Very common: cardiac conduction disorders (including sinoatrial, atrioventricular and intraventricular block), palpitations; common: sinus bradycardia, bradycardia, tachycardia, atrial flutter, angina pectoris, QRS prolongation, ventricular premature contraction, edema, interventricular block; uncommon - ventricular tachycardia, arrhythmia (propafenone may be associated with proarrhythmic effects, manifested by an increase in heart rate (tachycardia) or ventricular fibrillation; some of these arrhythmias may be life-threatening and require resuscitation measures to prevent a possible fatal outcome), AV dissociation, cardiac arrest, flushing, feeling of heat, sick sinus syndrome, sinus pause or arrest, supraventricular tachycardia, torsades de pointes; with an unknown frequency - ventricular fibrillation, heart failure (pre-existing heart failure may worsen), decreased heart rate.
From the side of the vessels.
Uncommon: hypotension; unknown frequency: orthostatic hypotension.
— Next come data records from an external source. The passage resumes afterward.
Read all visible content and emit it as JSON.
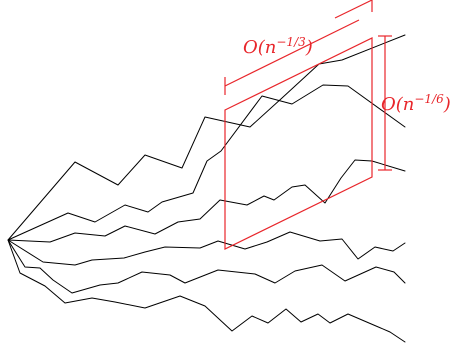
{
  "labels": {
    "horizontal": {
      "base": "O(n",
      "exp": "−1/3",
      "close": ")"
    },
    "vertical": {
      "base": "O(n",
      "exp": "−1/6",
      "close": ")"
    }
  },
  "colors": {
    "paths": "#000000",
    "annotation": "#e8262b"
  },
  "paths": [
    {
      "name": "path-1"
    },
    {
      "name": "path-2"
    },
    {
      "name": "path-3"
    },
    {
      "name": "path-4"
    },
    {
      "name": "path-5"
    },
    {
      "name": "path-6"
    }
  ]
}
On the part of the respiratory system, chest organs and mediastinum.
Often – dyspnoea.
From the gastrointestinal tract.
Often - abdominal pain, vomiting, nausea, diarrhea, constipation, dry mouth, taste disturbance, dyspepsia, anorexia; infrequently - bloating, flatulence, gastroenteritis; with an unknown frequency - vomiting, gastrointestinal disorders.
On the part of the hepatobiliary system.
Common: Liver dysfunction (this term includes increased AST, ALT, GGT and alkaline phosphatase in the blood); frequency unknown: hepatocellular damage, cholestasis, hepatitis and jaundice.
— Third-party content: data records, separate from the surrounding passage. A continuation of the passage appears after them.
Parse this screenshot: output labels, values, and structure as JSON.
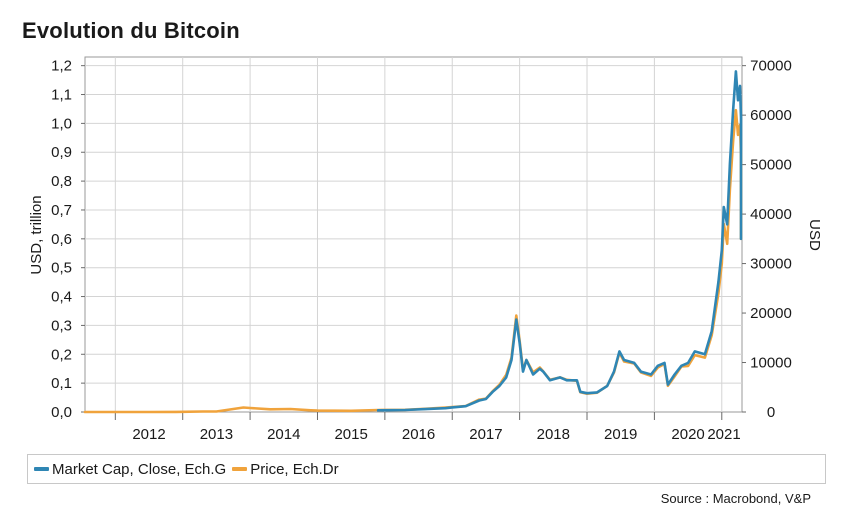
{
  "title": "Evolution du Bitcoin",
  "source": "Source : Macrobond, V&P",
  "colors": {
    "market_cap": "#2f86b4",
    "price": "#f0a33c",
    "grid": "#d4d4d4",
    "frame": "#9a9a9a"
  },
  "chart_data": {
    "type": "line",
    "title": "Evolution du Bitcoin",
    "x_range": [
      2011.55,
      2021.3
    ],
    "x_ticks": [
      {
        "label": "2012",
        "x": 2012
      },
      {
        "label": "2013",
        "x": 2013
      },
      {
        "label": "2014",
        "x": 2014
      },
      {
        "label": "2015",
        "x": 2015
      },
      {
        "label": "2016",
        "x": 2016
      },
      {
        "label": "2017",
        "x": 2017
      },
      {
        "label": "2018",
        "x": 2018
      },
      {
        "label": "2019",
        "x": 2019
      },
      {
        "label": "2020",
        "x": 2020
      },
      {
        "label": "2021",
        "x": 2021
      }
    ],
    "y_left": {
      "label": "USD, trillion",
      "range": [
        0,
        1.23
      ],
      "ticks": [
        "0,0",
        "0,1",
        "0,2",
        "0,3",
        "0,4",
        "0,5",
        "0,6",
        "0,7",
        "0,8",
        "0,9",
        "1,0",
        "1,1",
        "1,2"
      ]
    },
    "y_right": {
      "label": "USD",
      "range": [
        0,
        71750
      ],
      "ticks": [
        "0",
        "10000",
        "20000",
        "30000",
        "40000",
        "50000",
        "60000",
        "70000"
      ]
    },
    "grid": true,
    "legend_position": "bottom",
    "series": [
      {
        "name": "Market Cap, Close, Ech.G",
        "axis": "left",
        "points": [
          [
            2015.9,
            0.006
          ],
          [
            2016.3,
            0.007
          ],
          [
            2016.6,
            0.01
          ],
          [
            2016.9,
            0.013
          ],
          [
            2017.0,
            0.016
          ],
          [
            2017.2,
            0.02
          ],
          [
            2017.4,
            0.04
          ],
          [
            2017.5,
            0.045
          ],
          [
            2017.6,
            0.07
          ],
          [
            2017.7,
            0.09
          ],
          [
            2017.8,
            0.12
          ],
          [
            2017.88,
            0.18
          ],
          [
            2017.95,
            0.32
          ],
          [
            2018.0,
            0.24
          ],
          [
            2018.05,
            0.14
          ],
          [
            2018.1,
            0.18
          ],
          [
            2018.2,
            0.13
          ],
          [
            2018.3,
            0.15
          ],
          [
            2018.35,
            0.14
          ],
          [
            2018.45,
            0.11
          ],
          [
            2018.6,
            0.12
          ],
          [
            2018.7,
            0.11
          ],
          [
            2018.85,
            0.11
          ],
          [
            2018.9,
            0.07
          ],
          [
            2019.0,
            0.065
          ],
          [
            2019.15,
            0.068
          ],
          [
            2019.3,
            0.09
          ],
          [
            2019.4,
            0.14
          ],
          [
            2019.48,
            0.21
          ],
          [
            2019.55,
            0.18
          ],
          [
            2019.7,
            0.17
          ],
          [
            2019.8,
            0.14
          ],
          [
            2019.95,
            0.13
          ],
          [
            2020.05,
            0.16
          ],
          [
            2020.15,
            0.17
          ],
          [
            2020.2,
            0.095
          ],
          [
            2020.3,
            0.13
          ],
          [
            2020.4,
            0.16
          ],
          [
            2020.5,
            0.17
          ],
          [
            2020.6,
            0.21
          ],
          [
            2020.75,
            0.2
          ],
          [
            2020.85,
            0.28
          ],
          [
            2020.95,
            0.45
          ],
          [
            2021.0,
            0.56
          ],
          [
            2021.03,
            0.71
          ],
          [
            2021.08,
            0.65
          ],
          [
            2021.12,
            0.86
          ],
          [
            2021.17,
            1.05
          ],
          [
            2021.21,
            1.18
          ],
          [
            2021.24,
            1.08
          ],
          [
            2021.27,
            1.13
          ],
          [
            2021.3,
            1.02
          ],
          [
            2021.33,
            0.96
          ],
          [
            2021.36,
            0.65
          ],
          [
            2021.38,
            0.6
          ]
        ]
      },
      {
        "name": "Price, Ech.Dr",
        "axis": "right",
        "points": [
          [
            2011.55,
            8
          ],
          [
            2012.0,
            5
          ],
          [
            2012.5,
            8
          ],
          [
            2012.9,
            13
          ],
          [
            2013.3,
            100
          ],
          [
            2013.5,
            100
          ],
          [
            2013.9,
            900
          ],
          [
            2014.0,
            800
          ],
          [
            2014.3,
            550
          ],
          [
            2014.6,
            600
          ],
          [
            2014.9,
            350
          ],
          [
            2015.0,
            280
          ],
          [
            2015.5,
            250
          ],
          [
            2015.9,
            400
          ],
          [
            2016.3,
            450
          ],
          [
            2016.6,
            650
          ],
          [
            2016.9,
            900
          ],
          [
            2017.0,
            1000
          ],
          [
            2017.2,
            1200
          ],
          [
            2017.4,
            2500
          ],
          [
            2017.5,
            2700
          ],
          [
            2017.6,
            4200
          ],
          [
            2017.7,
            5500
          ],
          [
            2017.8,
            7500
          ],
          [
            2017.88,
            11000
          ],
          [
            2017.95,
            19500
          ],
          [
            2018.0,
            14500
          ],
          [
            2018.05,
            8500
          ],
          [
            2018.1,
            10500
          ],
          [
            2018.2,
            8000
          ],
          [
            2018.3,
            9000
          ],
          [
            2018.35,
            8200
          ],
          [
            2018.45,
            6500
          ],
          [
            2018.6,
            7000
          ],
          [
            2018.7,
            6500
          ],
          [
            2018.85,
            6300
          ],
          [
            2018.9,
            4000
          ],
          [
            2019.0,
            3700
          ],
          [
            2019.15,
            3900
          ],
          [
            2019.3,
            5300
          ],
          [
            2019.4,
            8000
          ],
          [
            2019.48,
            12000
          ],
          [
            2019.55,
            10200
          ],
          [
            2019.7,
            9800
          ],
          [
            2019.8,
            8000
          ],
          [
            2019.95,
            7300
          ],
          [
            2020.05,
            9000
          ],
          [
            2020.15,
            9700
          ],
          [
            2020.2,
            5300
          ],
          [
            2020.3,
            7200
          ],
          [
            2020.4,
            9200
          ],
          [
            2020.5,
            9300
          ],
          [
            2020.6,
            11500
          ],
          [
            2020.75,
            11000
          ],
          [
            2020.85,
            15500
          ],
          [
            2020.95,
            24000
          ],
          [
            2021.0,
            30000
          ],
          [
            2021.03,
            38000
          ],
          [
            2021.08,
            34000
          ],
          [
            2021.12,
            45000
          ],
          [
            2021.17,
            55000
          ],
          [
            2021.21,
            61000
          ],
          [
            2021.24,
            56000
          ],
          [
            2021.27,
            58000
          ],
          [
            2021.3,
            52000
          ],
          [
            2021.33,
            49000
          ],
          [
            2021.36,
            36000
          ],
          [
            2021.38,
            35000
          ]
        ]
      }
    ]
  }
}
On the skin and subcutaneous tissue.
Uncommon: urticaria, itching, rash, redness of the skin.
Musculoskeletal and connective tissue.
Common: joint pain; uncommon: muscle cramps, muscle weakness; not known: lupus-like syndrome.
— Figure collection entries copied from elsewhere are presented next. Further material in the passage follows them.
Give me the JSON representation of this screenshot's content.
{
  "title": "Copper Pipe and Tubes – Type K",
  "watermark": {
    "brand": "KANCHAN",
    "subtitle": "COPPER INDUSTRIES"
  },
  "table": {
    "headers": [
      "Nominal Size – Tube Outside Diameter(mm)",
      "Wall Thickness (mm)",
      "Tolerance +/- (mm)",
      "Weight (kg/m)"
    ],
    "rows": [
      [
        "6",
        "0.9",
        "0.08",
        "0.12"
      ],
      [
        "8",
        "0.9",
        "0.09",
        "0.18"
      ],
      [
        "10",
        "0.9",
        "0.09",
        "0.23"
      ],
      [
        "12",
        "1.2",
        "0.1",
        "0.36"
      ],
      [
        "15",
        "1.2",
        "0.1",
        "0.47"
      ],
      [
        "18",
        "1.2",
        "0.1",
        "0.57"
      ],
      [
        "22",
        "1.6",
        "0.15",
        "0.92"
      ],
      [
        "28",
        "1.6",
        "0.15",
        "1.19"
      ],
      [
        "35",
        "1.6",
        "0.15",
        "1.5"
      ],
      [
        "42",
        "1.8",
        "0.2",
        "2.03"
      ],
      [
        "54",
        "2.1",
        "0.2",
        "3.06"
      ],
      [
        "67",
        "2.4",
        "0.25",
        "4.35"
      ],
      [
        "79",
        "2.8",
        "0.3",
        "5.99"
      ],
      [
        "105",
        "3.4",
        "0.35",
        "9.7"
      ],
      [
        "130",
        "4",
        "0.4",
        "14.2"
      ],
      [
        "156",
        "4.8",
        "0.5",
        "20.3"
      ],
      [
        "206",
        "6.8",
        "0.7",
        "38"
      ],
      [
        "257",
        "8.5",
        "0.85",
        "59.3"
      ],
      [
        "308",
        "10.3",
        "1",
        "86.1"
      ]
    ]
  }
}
Disorders of the reproductive system and mammary glands.
Uncommon: erectile dysfunction; frequency unknown: decreased sperm count (this phenomenon is reversible upon discontinuation of propafenone therapy).
From the urinary system and kidneys.
Uncommon: nephrotic syndrome; unknown frequency: renal failure.
General violations.
Often - chest pain, weakness, fatigue, fever, increased sweating; infrequently - alopecia; increased blood glucose levels, pain; with an unknown frequency - hyponatremia, impaired ADH secretion.
Expiration date
3 years.
Storage conditions
Store out of the reach of children at a temperature not exceeding 25 °C.
Packaging
10 tablets in a blister, 5 blisters in a cardboard box.
Vacation category
According to the recipe.
Producer
AbbVie Deutschland GmbH & Co. KG, Germany.
Location of the manufacturer and address of its place of business
Knollstrasse, 67061 Ludwigshafen, Germany.
You can report an adverse event or a complaint about the quality of a medicinal product to Abbott by phone (24/7) or at:
Ukraine, 01032, Kyiv, 110 Zhylyanska St., 2nd floor, tel. +380 44 498 6080 (for Ukraine and other CIS countries); Republic of Belarus, 220035, Minsk, 1-Zagorodny Ave., building 20, office 1503, tel. +375 17 256 7920; Republic of Uzbekistan, 100015, Tashkent, 38a Oybek St., tel. +998 71 129 0550.